Designing a standard blockchain-ERP system that is confidential and secure is a big task. Thus, companies need to agree on standards and practices for seamless connectivity through such blockchain-based ERP models. Moreover, the user must overcome the slower processing rate to avoid interaction failure between IoT devices and other systems.

With some proof of concepts, global industries should adopt a common standard and give it the time to convert and become compatible. These standards will play an important role in ensuring scalability and interoperability between multiple blockchain implementations.

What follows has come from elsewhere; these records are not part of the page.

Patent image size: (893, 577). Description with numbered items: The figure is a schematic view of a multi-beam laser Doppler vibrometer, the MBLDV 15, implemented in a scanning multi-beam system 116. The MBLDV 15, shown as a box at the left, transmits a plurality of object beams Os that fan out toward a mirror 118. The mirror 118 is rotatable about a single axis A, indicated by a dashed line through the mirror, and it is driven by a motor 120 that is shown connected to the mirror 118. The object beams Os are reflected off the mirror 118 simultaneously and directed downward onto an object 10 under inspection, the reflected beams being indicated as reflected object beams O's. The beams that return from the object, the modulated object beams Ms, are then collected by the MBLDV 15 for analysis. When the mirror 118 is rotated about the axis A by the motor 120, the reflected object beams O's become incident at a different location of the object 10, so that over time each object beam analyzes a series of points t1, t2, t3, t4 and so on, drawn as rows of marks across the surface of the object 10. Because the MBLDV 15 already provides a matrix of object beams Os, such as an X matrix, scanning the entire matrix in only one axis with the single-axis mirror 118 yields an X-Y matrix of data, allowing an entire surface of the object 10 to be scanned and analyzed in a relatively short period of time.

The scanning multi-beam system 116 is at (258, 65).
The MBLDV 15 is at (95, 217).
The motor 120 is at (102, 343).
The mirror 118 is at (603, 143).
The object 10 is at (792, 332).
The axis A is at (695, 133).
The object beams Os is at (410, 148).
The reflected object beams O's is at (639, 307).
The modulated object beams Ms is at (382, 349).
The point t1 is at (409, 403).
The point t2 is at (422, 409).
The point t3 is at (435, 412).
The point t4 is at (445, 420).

It will also help in reducing the risk of a fragmented ecosystem. Further, standards could improve understanding of this complex technology and help progress the market. Moreover, there are potential opportunities for standards to play a role in sectors where provenance tracking is important.

Conclusion:

In the heart of today’s business world, where people’s lives are enmeshed with digital technologies, the blockchain powered ERP system can be a breakthrough product. ERP providers are slowly realizing the positive impact blockchain technology could make. But, it needs to tackle the above challenges effectively in order to emerge as prime support for ERP systems.

Blockchain enables frictionless functioning of businesses in a unified ecosystem and allows them to control their resources and growth far better. Experts say that blockchain could potentially transform how modern businesses operate. Currently, ERP software are focused on individual enterprises, while blockchain integration adds more flexibility, but security and privacy should not be compromised.